Pero el primer gran desengaño ético --primero en el tiempo y también en la magnitud del fenómeno que supuso-- correspondería a quienes profesaban los ideales más antiguos y tenían la mayor experiencia de trabajo en los escenarios de la pobreza. La confrontación de los cristianos más inquietos con las opciones revolucionarias, que trataban de alterar el orden mundial establecido bajo la guerra fría, acabó produciendo un rico mestizaje de culturas éticas. La metodología marxista contribuyó a renovar la visión cristiana. Las posiciones críticas surgidas de ese cruce de ideas harían que la vieja idea de la caridad fuera desplazada por una solidaridad activa, como base inicial de un cambio profundo en los sectores eclesiásticos más avanzados.
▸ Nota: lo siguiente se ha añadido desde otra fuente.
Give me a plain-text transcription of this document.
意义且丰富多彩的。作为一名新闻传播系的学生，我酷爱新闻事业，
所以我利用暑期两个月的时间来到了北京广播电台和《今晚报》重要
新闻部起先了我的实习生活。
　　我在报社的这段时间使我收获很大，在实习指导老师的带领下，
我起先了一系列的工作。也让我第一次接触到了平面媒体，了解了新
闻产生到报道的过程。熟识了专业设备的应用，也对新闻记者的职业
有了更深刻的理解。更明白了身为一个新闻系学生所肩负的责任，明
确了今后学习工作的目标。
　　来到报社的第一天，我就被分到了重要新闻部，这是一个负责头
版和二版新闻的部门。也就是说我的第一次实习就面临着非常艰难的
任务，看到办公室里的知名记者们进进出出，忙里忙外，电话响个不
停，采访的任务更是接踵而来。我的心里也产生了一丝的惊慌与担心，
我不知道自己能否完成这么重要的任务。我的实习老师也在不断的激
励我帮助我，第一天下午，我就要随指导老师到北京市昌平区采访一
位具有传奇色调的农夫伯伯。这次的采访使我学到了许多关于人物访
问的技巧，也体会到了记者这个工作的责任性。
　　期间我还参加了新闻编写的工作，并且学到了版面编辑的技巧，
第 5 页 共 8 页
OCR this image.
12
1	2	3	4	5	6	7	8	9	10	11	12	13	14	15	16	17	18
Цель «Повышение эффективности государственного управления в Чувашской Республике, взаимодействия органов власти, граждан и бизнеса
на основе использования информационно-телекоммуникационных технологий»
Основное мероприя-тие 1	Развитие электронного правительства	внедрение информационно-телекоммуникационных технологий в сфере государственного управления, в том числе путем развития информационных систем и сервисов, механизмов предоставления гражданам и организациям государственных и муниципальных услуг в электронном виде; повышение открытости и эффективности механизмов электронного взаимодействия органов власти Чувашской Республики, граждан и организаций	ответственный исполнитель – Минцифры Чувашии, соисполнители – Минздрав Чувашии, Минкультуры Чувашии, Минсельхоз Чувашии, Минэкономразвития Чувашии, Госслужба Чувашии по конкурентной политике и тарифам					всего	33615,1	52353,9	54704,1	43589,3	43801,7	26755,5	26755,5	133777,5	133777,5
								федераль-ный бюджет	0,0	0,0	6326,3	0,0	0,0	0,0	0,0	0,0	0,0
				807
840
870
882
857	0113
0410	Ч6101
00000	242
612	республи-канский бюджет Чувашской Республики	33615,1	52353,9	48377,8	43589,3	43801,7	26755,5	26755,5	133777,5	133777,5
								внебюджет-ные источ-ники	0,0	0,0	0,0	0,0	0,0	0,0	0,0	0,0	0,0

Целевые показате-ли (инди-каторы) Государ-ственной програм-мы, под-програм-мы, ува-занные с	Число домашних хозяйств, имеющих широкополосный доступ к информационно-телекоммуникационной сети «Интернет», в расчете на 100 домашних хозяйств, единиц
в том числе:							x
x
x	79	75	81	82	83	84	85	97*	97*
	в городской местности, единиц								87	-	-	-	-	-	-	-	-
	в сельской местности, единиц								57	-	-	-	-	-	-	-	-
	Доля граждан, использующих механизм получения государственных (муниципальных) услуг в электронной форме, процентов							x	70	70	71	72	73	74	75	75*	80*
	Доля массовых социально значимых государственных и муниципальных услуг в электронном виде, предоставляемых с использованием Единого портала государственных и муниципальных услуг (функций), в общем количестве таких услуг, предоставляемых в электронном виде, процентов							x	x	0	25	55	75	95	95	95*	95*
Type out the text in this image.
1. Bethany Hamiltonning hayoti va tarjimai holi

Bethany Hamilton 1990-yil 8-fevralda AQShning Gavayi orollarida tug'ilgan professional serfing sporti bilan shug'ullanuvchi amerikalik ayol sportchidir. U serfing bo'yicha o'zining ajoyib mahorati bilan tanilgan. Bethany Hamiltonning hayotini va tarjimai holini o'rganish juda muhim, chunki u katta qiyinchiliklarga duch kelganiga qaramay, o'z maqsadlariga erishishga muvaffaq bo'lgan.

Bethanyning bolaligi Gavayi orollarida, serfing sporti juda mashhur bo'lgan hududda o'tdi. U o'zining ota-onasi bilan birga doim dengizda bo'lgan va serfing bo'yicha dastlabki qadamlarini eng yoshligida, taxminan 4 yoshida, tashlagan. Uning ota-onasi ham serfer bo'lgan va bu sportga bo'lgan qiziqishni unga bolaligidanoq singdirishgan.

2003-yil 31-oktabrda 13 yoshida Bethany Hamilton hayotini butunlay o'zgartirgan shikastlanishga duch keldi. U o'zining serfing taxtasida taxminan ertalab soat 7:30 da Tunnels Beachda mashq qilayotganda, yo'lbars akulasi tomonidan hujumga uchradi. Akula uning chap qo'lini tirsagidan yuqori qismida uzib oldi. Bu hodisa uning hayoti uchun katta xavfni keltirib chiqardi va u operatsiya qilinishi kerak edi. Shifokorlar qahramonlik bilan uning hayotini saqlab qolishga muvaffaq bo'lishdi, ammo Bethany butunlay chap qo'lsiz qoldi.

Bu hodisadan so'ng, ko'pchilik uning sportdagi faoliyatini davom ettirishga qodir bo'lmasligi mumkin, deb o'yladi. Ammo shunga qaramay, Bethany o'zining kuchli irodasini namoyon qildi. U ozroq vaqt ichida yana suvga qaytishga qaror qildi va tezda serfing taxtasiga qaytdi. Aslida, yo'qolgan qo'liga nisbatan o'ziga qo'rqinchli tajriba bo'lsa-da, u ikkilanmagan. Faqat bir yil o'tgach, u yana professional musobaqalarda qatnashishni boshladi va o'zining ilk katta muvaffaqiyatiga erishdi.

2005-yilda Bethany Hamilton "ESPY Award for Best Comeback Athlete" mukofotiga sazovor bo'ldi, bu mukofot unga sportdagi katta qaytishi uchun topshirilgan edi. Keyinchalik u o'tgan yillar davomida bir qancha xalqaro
El principal fruto teórico de ese movimiento cristiano contra la injusticia fue la denominada Teología de la Liberación, cuyos planteamientos contenían un desafío frontal a las posiciones de la jerarquía conservadora de una Iglesia convertida en instrumento de poder. La expresa opción por los pobres, como definición de militancia cristiana, quebró los nervios de los sectores más intransigentes del Vaticano, que se esforzaron en obstaculizar su desarrollo y difusión. Sin embargo, más allá de esta importante corriente ideológica, en el seno de la Iglesia se dejan notar con claridad las distintas posiciones de quienes se niegan a rendir culto a un renovado becerro de oro y convergen en las últimas trincheras de la dignidad humana, librando un combate desigual --en el que la victoria no es sino una ilusión-- contra algunas de las expresiones de desigualdad radical en el reparto mundial de la riqueza. Un último combate individual, una suma de actitudes personales, un milagro sordo intentado por miles de ángeles que no anuncian bendiciones de Señor ni Amo alguno sino que denuncian sus maldiciones. Y se enfrentan a ellas con sus escasas fuerzas, desperdigados por todos los rincones del mundo, entre la más impenetrable de las oscuridades: la de la muerte --la no-vida-- que se encuentra larvada en la pobreza. Es decir, lo que sustenta nuestra riqueza, en la esencia misma del sistema.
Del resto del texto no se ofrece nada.